Beta-crystallin A3 is a protein that in humans is encoded by the CRYBA1 gene.

Crystallins are separated into two classes: taxon-specific, or enzyme, and ubiquitous. The latter class constitutes the major proteins of vertebrate eye lens and maintains the transparency and refractive index of the lens. Since lens central fiber cells lose their nuclei during development, these crystallins are made and then retained throughout life, making them extremely stable proteins. Mammalian lens crystallins are divided into alpha, beta, and gamma families; beta and gamma crystallins are also considered as a superfamily. Alpha and beta families are further divided into acidic and basic groups. Seven protein regions exist in crystallins: four homologous motifs, a connecting peptide, and N- and C-terminal extensions.
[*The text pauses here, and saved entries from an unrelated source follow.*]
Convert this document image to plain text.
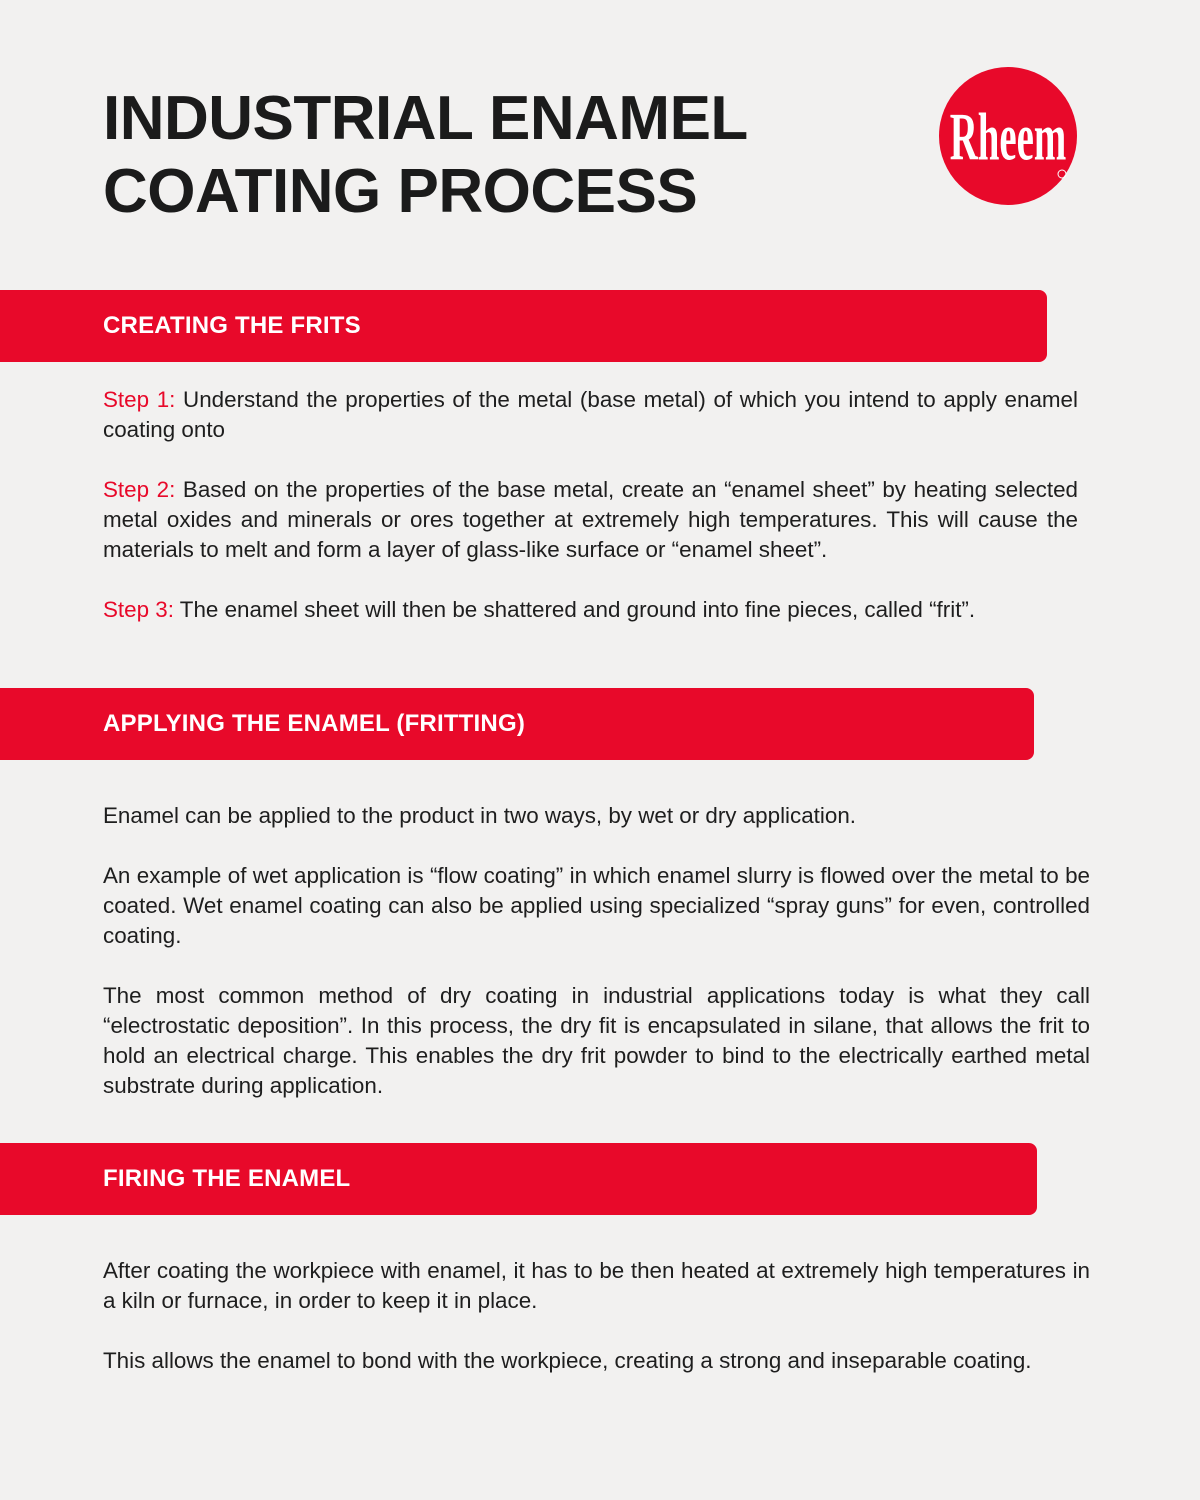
INDUSTRIAL ENAMEL
COATING PROCESS
Rheem
CREATING THE FRITS

Step 1: Understand the properties of the metal (base metal) of which you intend to apply enamel coating onto

Step 2: Based on the properties of the base metal, create an “enamel sheet” by heating selected metal oxides and minerals or ores together at extremely high temperatures. This will cause the materials to melt and form a layer of glass-like surface or “enamel sheet”.

Step 3: The enamel sheet will then be shattered and ground into fine pieces, called “frit”.

APPLYING THE ENAMEL (FRITTING)

Enamel can be applied to the product in two ways, by wet or dry application.

An example of wet application is “flow coating” in which enamel slurry is flowed over the metal to be coated. Wet enamel coating can also be applied using specialized “spray guns” for even, controlled coating.

The most common method of dry coating in industrial applications today is what they call “electrostatic deposition”. In this process, the dry fit is encapsulated in silane, that allows the frit to hold an electrical charge. This enables the dry frit powder to bind to the electrically earthed metal substrate during application.

FIRING THE ENAMEL

After coating the workpiece with enamel, it has to be then heated at extremely high temperatures in a kiln or furnace, in order to keep it in place.

This allows the enamel to bond with the workpiece, creating a strong and inseparable coating.
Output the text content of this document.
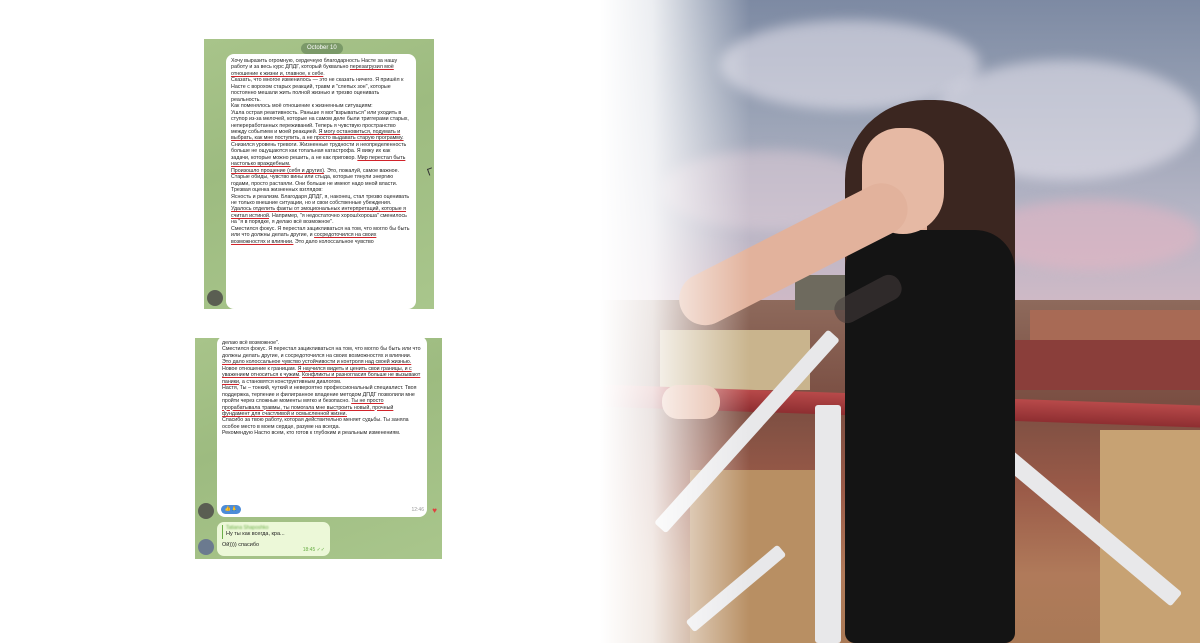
October 10

Хочу выразить огромную, сердечную благодарность Насте за нашу работу и за весь курс ДПДГ, который буквально перезагрузил моё отношение к жизни и, главное, к себе.

Сказать, что многое изменилось — это не сказать ничего. Я пришёл к Насте с ворохом старых реакций, травм и "слепых зон", которые постоянно мешали жить полной жизнью и трезво оценивать реальность.

Как поменялось моё отношение к жизненным ситуациям:

Ушла острая реактивность. Раньше я мог"взрываться" или уходить в ступор из-за мелочей, которые на самом деле были триггерами старых, непереработанных переживаний. Теперь я чувствую пространство между событием и моей реакцией. Я могу остановиться, подумать и выбрать, как мне поступить, а не просто выдавать старую программу.

Снизился уровень тревоги. Жизненные трудности и неопределенность больше не ощущаются как тотальная катастрофа. Я вижу их как задачи, которые можно решить, а не как приговор. Мир перестал быть настолько враждебным.

Произошло прощение (себя и других). Это, пожалуй, самое важное. Старые обиды, чувство вины или стыда, которые тянули энергию годами, просто растаяли. Они больше не имеют надо мной власти.

Трезвая оценка жизненных взглядов:

Ясность и реализм. Благодаря ДПДГ, я, наконец, стал трезво оценивать не только внешние ситуации, но и свои собственные убеждения. Удалось отделить факты от эмоциональных интерпретаций, которые я считал истиной. Например, "я недостаточно хорош/хороша" сменилось на "я в порядке, я делаю всё возможное".

Сместился фокус. Я перестал зацикливаться на том, что могло бы быть или что должны делать другие, и сосредоточился на своих возможностях и влиянии. Это дало колоссальное чувство

делаю всё возможное".

Сместился фокус. Я перестал зацикливаться на том, что могло бы быть или что должны делать другие, и сосредоточился на своих возможностях и влиянии. Это дало колоссальное чувство устойчивости и контроля над своей жизнью.

Новое отношение к границам. Я научился видеть и ценить свои границы, и с уважением относиться к чужим. Конфликты и разногласия больше не вызывают паники, а становятся конструктивным диалогом.

Настя, Ты – тонкий, чуткий и невероятно профессиональный специалист. Твоя поддержка, терпение и филигранное владение методом ДПДГ позволили мне пройти через сложные моменты мягко и безопасно. Ты не просто прорабатывала травмы, ты помогала мне выстроить новый, прочный фундамент для счастливой и осмысленной жизни.

Спасибо за твою работу, которая действительно меняет судьбы. Ты заняла особое место в моем сердце, разуме на всегда.

Рекомендую Настю всем, кто готов к глубоким и реальным изменениям.

👍🙏	12:46 ♥
Tatiana Shaposhko
Ну ты как всегда, кра...
Ой)))) спасибо
18:45 ✓✓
Beta-crystallins, the most heterogeneous, differ by the presence of the C-terminal extension (present in the basic group, none in the acidic group). Beta-crystallins form aggregates of different sizes and are able to self-associate to form dimers or to form heterodimers with other beta-crystallins. This gene, a beta acidic group member, encodes two proteins (crystallin, beta A3 and crystallin, beta A1) from a single mRNA, the latter protein is 17 aa shorter than crystallin, beta A3 and is generated by use of an alternate translation initiation site. Deletion of exons 3 and 4 causes the autosomal dominant disease 'zonular cataract with sutural opacities'.